21 November 2014

Movie Review: The Hunger Games: Mockingjay – Part 1 (2014)


“If we burn, you burn with us!”

Damn you Harry Potter, karena upaya empat tahun lalu untuk memanfaatkan potensi box-office dengan membagi film terakhir menjadi dua bagian kini perlahan akan bahkan telah menjadi trend baru yang menarik untuk dicoba.

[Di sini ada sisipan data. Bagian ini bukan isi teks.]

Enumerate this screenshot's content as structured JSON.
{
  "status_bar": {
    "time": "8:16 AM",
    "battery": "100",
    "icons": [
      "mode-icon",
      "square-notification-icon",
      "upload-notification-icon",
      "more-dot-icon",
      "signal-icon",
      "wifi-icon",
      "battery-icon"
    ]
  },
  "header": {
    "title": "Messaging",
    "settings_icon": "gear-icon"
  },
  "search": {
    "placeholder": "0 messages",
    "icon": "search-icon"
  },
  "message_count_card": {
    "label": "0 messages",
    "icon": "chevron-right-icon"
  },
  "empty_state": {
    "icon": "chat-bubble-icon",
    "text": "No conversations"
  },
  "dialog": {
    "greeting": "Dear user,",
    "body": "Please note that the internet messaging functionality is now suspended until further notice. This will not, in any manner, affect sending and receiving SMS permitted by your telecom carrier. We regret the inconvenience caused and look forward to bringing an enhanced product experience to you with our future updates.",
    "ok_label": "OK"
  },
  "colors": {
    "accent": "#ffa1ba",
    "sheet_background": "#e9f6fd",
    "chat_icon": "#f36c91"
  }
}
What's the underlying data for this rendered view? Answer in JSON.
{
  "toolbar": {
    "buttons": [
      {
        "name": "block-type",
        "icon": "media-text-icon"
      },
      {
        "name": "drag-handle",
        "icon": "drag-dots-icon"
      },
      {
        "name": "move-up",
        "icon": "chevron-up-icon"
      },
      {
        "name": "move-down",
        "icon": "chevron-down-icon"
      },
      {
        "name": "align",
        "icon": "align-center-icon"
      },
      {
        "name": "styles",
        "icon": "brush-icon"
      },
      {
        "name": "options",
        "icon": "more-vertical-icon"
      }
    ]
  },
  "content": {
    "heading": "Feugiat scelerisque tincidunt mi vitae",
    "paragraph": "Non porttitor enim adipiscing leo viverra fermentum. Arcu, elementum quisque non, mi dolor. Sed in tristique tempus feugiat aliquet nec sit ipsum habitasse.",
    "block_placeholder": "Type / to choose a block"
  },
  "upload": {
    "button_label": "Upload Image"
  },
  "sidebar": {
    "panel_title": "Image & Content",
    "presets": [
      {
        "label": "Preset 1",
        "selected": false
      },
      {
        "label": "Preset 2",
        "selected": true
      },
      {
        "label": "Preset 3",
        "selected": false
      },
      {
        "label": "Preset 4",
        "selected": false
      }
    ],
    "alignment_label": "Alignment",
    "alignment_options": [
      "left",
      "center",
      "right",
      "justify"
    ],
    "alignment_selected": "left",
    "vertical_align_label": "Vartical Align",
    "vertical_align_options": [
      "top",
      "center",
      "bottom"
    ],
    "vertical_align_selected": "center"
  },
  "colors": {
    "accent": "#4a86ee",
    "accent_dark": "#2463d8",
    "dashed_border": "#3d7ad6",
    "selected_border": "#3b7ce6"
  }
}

Bukan perlakuan yang merupakan sebuah dosa memang, namun masalahnya adalah tidak semua film adaptasi layak mendapatkan treatment seperti itu, tidak semua buku atau novel memiliki materi yang mumpuni untuk dipecah menjadi beberapa bagian, tentu ada hal positif, namun tidak sedikit pula hal negatif yang dapat muncul. Bagian pertama dari film terakhir trilogi perjuangan di negeri Panem ini menderita karena hal terakhir tadi, The Hunger Games: Mockingjay - Part 1, a bit forced, feeble, faint, and facile formality fission for farewell.

Perjuangan untuk membebaskan Panem dari tangan diktator bernama Coriolanus Snow (Donald Sutherland) kembali berlanjut, dimana setelah memberikan kejutan ketika berhasil “mencuri” Katniss Everdeen (Jennifer Lawrence) saat Quarter Quell tengah mencapai babak akhirnya, sosok dibalik layar dari perjuangan tersebut terus berusaha melanjutkan misi yang telah mereka rancang itu. Plutarch Heavensbee (Philip Seymour Hoffman) bersama seorang wanita bernama Alma Coin (Julianne Moore) telah merancang revolusi untuk secara bertahap mengambil alih Panem, dan usaha pertama mereka adalah mencoba memanfaatkan api pemberontakan yang telah terbakar dari jarak jauh, dari Distrik 13. 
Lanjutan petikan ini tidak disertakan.